The awkward waiter brought him his pasta and a crisp salad along with a thick slab of herbed garlic bread that Addison couldn’t wait to sink his teeth into. The top of the pasta bubbled up gooey and cheesy, and the sauce smelled like fresh lemony heaven. The salad was bright green, and the bread, oh, the garlicky goodness. Addison didn’t know which to try first—a dilemma he wasn’t used to. Everything about the food was full of flavors and textures and overwhelming smells, things he usually didn’t like. But the food was captivating—like that kiss he’d witnessed.
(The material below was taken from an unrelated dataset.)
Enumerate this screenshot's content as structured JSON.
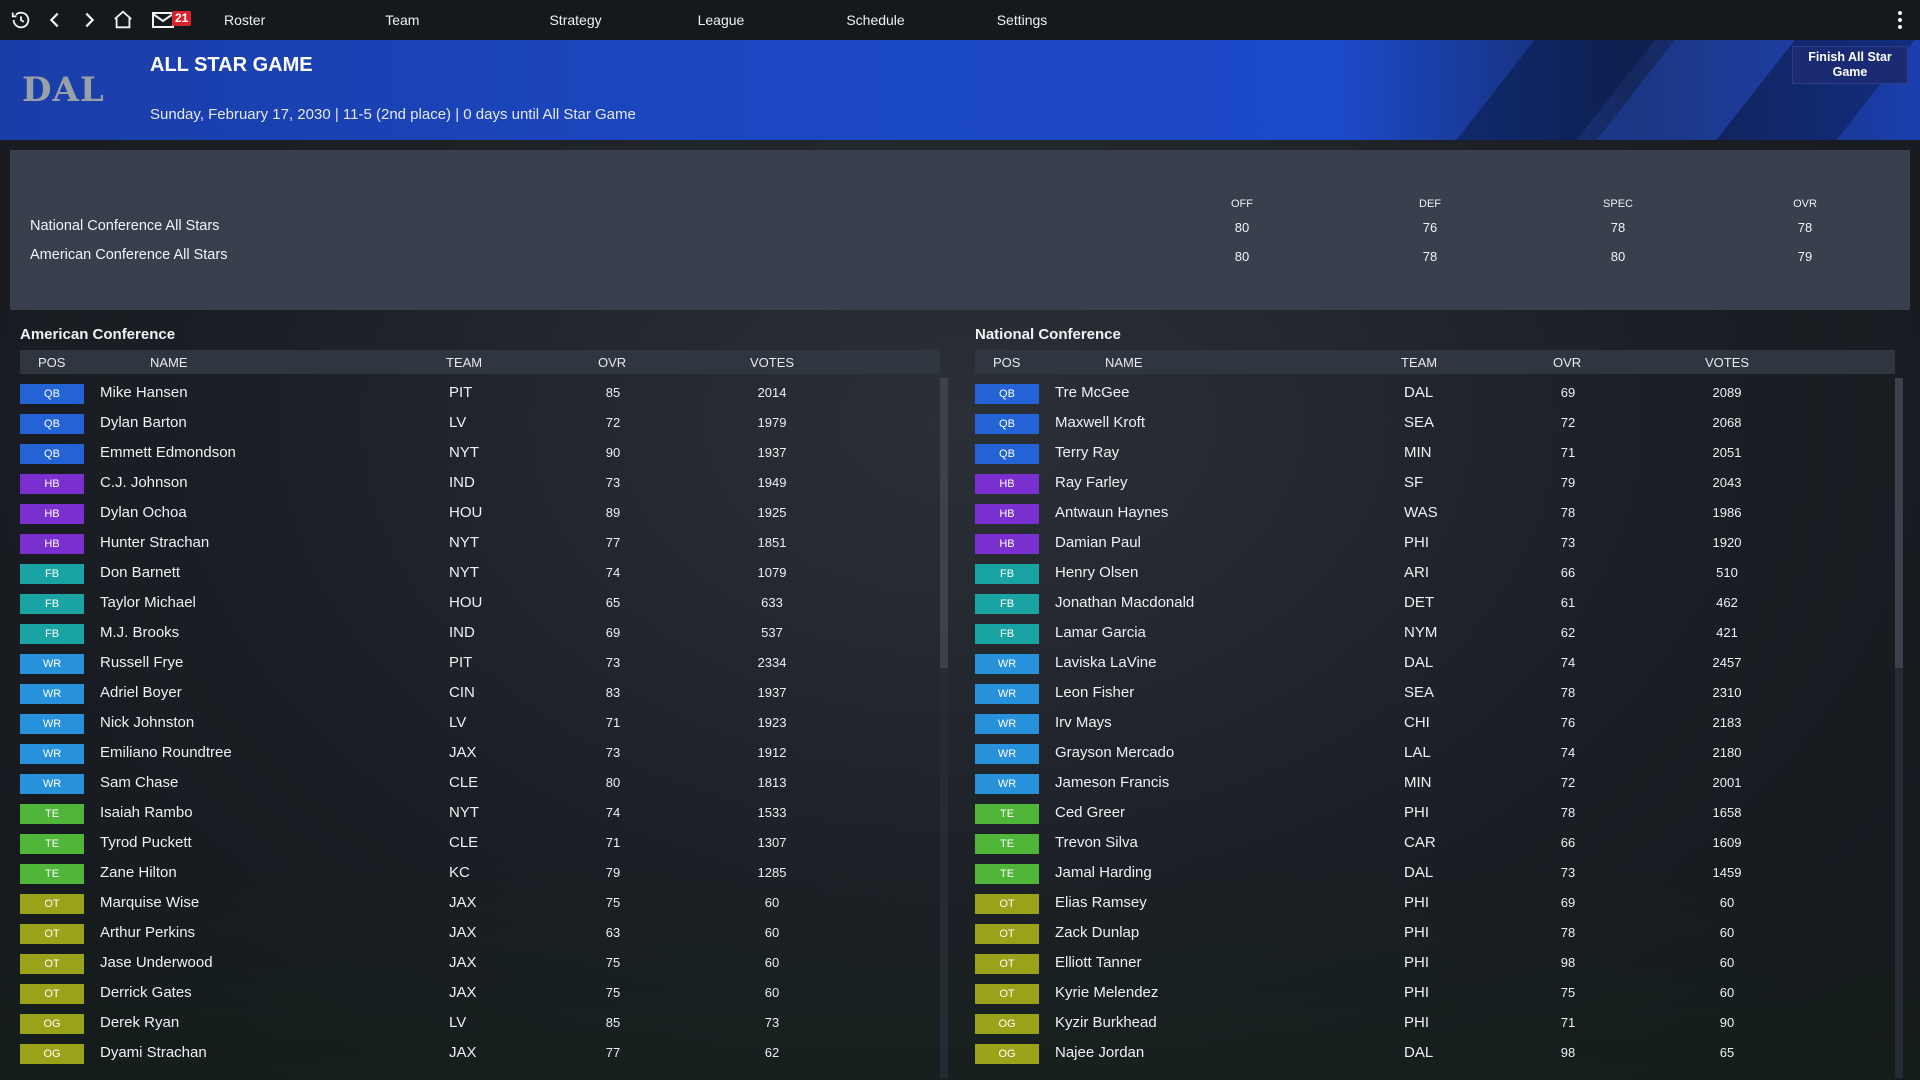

Grinning with anticipation, Addison lifted his fork and took his first flavorful bite, and oh it was everything it had promised to be. The pasta melted on his tongue, silky and creamy with a rounded citrus bite. The salad was perfectly dressed, the bread chewy, and his dessert—fruity and creamy with a crumbly butter crust—sent chills rushing up and down his spine.
It was heaven. Pure heaven.
* * * *
“I loved it, Doug,” he announced the next morning. “The food was gorgeous; the atmosphere was simple and homey. Here’s my write-up.”
His editor looked nonplussed. “You never love anything anywhere. You don’t really like food, food.”
“You knew that?” Addison had been trying to hide that weird quirk of his since he’d been hired.
Doug chuckled. “Of course. It makes you the perfect food critic. We seem discerning, and restaurants are scrambling to figure out our secret—it’s the recipe for great sales.”
Addison couldn’t help feeling used. “Well, I liked this place.” He dropped the document on Doug’s desk. In the age of e-mail, his editor still liked to get a hard copy in his hand.